Plans for similar rallies earlier this month were canceled after protesters were beaten back by water canon, teargas and bullets.

In the coastal city of Mombasa, police hurled tear gas and used batons to beat back several groups of protesters, several-hundred strong, on the outskirts of the city.

The western city of Eldoret was reported to be quiet, though protesters there erected several makeshift roadblocks on the outskirts of town.

Protesters were again prevented from leaving Nairobi’s Kibera and Mathare slums. Elsewhere the capital was reported to be mostly calm with a heavy police presence on the streets, particularly around Uhuru Park where a rally was planned.

Some anti-government anger may have calmed after the election yesterday of an opposition candidate as parliamentary speaker, the third most powerful post in Kenya.

But Salim Lone, from Odinga’s Orange Democratic Movement, said protests were planned for the next three days.

"We are going to keep up the pressure from every legal angle and through all peaceful means until the government agrees to acknowledge that the election results were false and that a solution must found to the political crisis," he said.

Foreign observers have said the presidential election, held on December 27, was deeply flawed. And although the electoral chief pronounced Kibaki the victor, he later said he had been pressured to release the results and did not know who won.

Michael Ranneberger, the US ambassador to Kenya, told the Daily Nation, that it was not clear who won, because the process was not transparent.

The post election violence has killed more than 600 people, and displaced more than 250,000.

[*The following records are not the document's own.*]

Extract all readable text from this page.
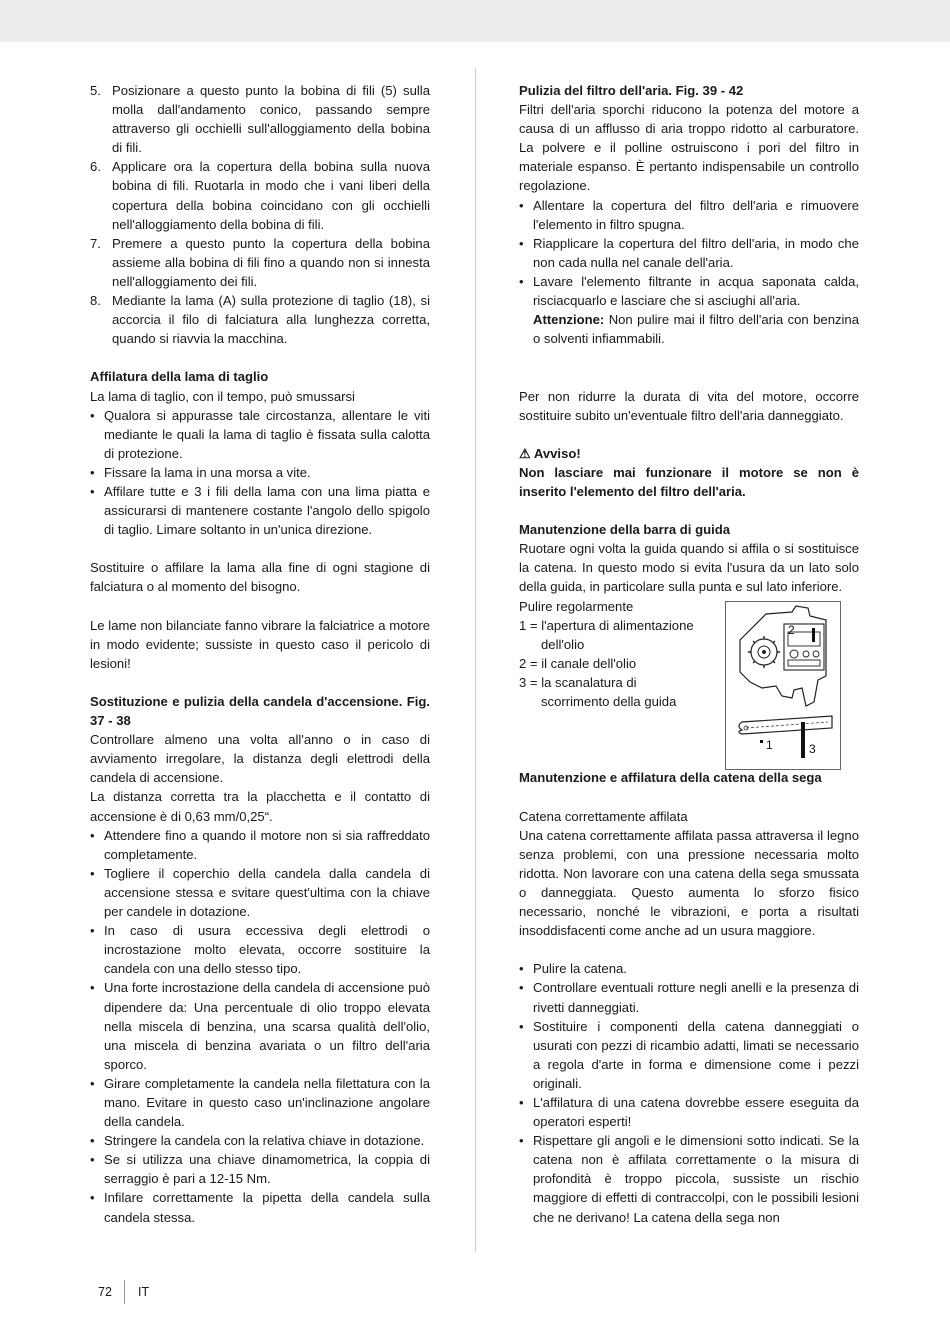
5. Posizionare a questo punto la bobina di fili (5) sulla molla dall'andamento conico, passando sempre attraverso gli occhielli sull'alloggiamento della bobina di fili.
6. Applicare ora la copertura della bobina sulla nuova bobina di fili. Ruotarla in modo che i vani liberi della copertura della bobina coincidano con gli occhielli nell'alloggiamento della bobina di fili.
7. Premere a questo punto la copertura della bobina assieme alla bobina di fili fino a quando non si innesta nell'alloggiamento dei fili.
8. Mediante la lama (A) sulla protezione di taglio (18), si accorcia il filo di falciatura alla lunghezza corretta, quando si riavvia la macchina.
Affilatura della lama di taglio

La lama di taglio, con il tempo, può smussarsi

• Qualora si appurasse tale circostanza, allentare le viti mediante le quali la lama di taglio è fissata sulla calotta di protezione.
• Fissare la lama in una morsa a vite.
• Affilare tutte e 3 i fili della lama con una lima piatta e assicurarsi di mantenere costante l'angolo dello spigolo di taglio. Limare soltanto in un'unica direzione.

Sostituire o affilare la lama alla fine di ogni stagione di falciatura o al momento del bisogno.

Le lame non bilanciate fanno vibrare la falciatrice a motore in modo evidente; sussiste in questo caso il pericolo di lesioni!

Sostituzione e pulizia della candela d'accensione. Fig. 37 - 38

Controllare almeno una volta all'anno o in caso di avviamento irregolare, la distanza degli elettrodi della candela di accensione.

La distanza corretta tra la placchetta e il contatto di accensione è di 0,63 mm/0,25“.

• Attendere fino a quando il motore non si sia raffreddato completamente.
• Togliere il coperchio della candela dalla candela di accensione stessa e svitare quest'ultima con la chiave per candele in dotazione.
• In caso di usura eccessiva degli elettrodi o incrostazione molto elevata, occorre sostituire la candela con una dello stesso tipo.
• Una forte incrostazione della candela di accensione può dipendere da: Una percentuale di olio troppo elevata nella miscela di benzina, una scarsa qualità dell'olio, una miscela di benzina avariata o un filtro dell'aria sporco.
• Girare completamente la candela nella filettatura con la mano. Evitare in questo caso un'inclinazione angolare della candela.
• Stringere la candela con la relativa chiave in dotazione.
• Se si utilizza una chiave dinamometrica, la coppia di serraggio è pari a 12-15 Nm.
• Infilare correttamente la pipetta della candela sulla candela stessa.
Pulizia del filtro dell'aria. Fig. 39 - 42

Filtri dell'aria sporchi riducono la potenza del motore a causa di un afflusso di aria troppo ridotto al carburatore. La polvere e il polline ostruiscono i pori del filtro in materiale espanso. È pertanto indispensabile un controllo regolazione.

• Allentare la copertura del filtro dell'aria e rimuovere l'elemento in filtro spugna.
• Riapplicare la copertura del filtro dell'aria, in modo che non cada nulla nel canale dell'aria.
• Lavare l'elemento filtrante in acqua saponata calda, risciacquarlo e lasciare che si asciughi all'aria.

Attenzione: Non pulire mai il filtro dell'aria con benzina o solventi infiammabili.

Per non ridurre la durata di vita del motore, occorre sostituire subito un'eventuale filtro dell'aria danneggiato.

⚠ Avviso!

Non lasciare mai funzionare il motore se non è inserito l'elemento del filtro dell'aria.

Manutenzione della barra di guida

Ruotare ogni volta la guida quando si affila o si sostituisce la catena. In questo modo si evita l'usura da un lato solo della guida, in particolare sulla punta e sul lato inferiore.

Pulire regolarmente

1 = l'apertura di alimentazione
dell'olio
2 = il canale dell'olio
3 = la scanalatura di
scorrimento della guida
Manutenzione e affilatura della catena della sega

Catena correttamente affilata

Una catena correttamente affilata passa attraversa il legno senza problemi, con una pressione necessaria molto ridotta. Non lavorare con una catena della sega smussata o danneggiata. Questo aumenta lo sforzo fisico necessario, nonché le vibrazioni, e porta a risultati insoddisfacenti come anche ad un usura maggiore.

• Pulire la catena.
• Controllare eventuali rotture negli anelli e la presenza di rivetti danneggiati.
• Sostituire i componenti della catena danneggiati o usurati con pezzi di ricambio adatti, limati se necessario a regola d'arte in forma e dimensione come i pezzi originali.
• L'affilatura di una catena dovrebbe essere eseguita da operatori esperti!
• Rispettare gli angoli e le dimensioni sotto indicati. Se la catena non è affilata correttamente o la misura di profondità è troppo piccola, sussiste un rischio maggiore di effetti di contraccolpi, con le possibili lesioni che ne derivano! La catena della sega non
2
1	3
72 IT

Earlier this week Human Rights Watch urged the Kenyan government to stop an alleged shoot-to-kill policy against political protesters.

The former UN secretary general, Kofi Annan, had been scheduled to travel to Nairobi last night to encourage mediation between Odinga and Kibaki. But he stayed away due to "severe flu". On Monday a key ministerial ally of Kibaki said that Annan had not been invited.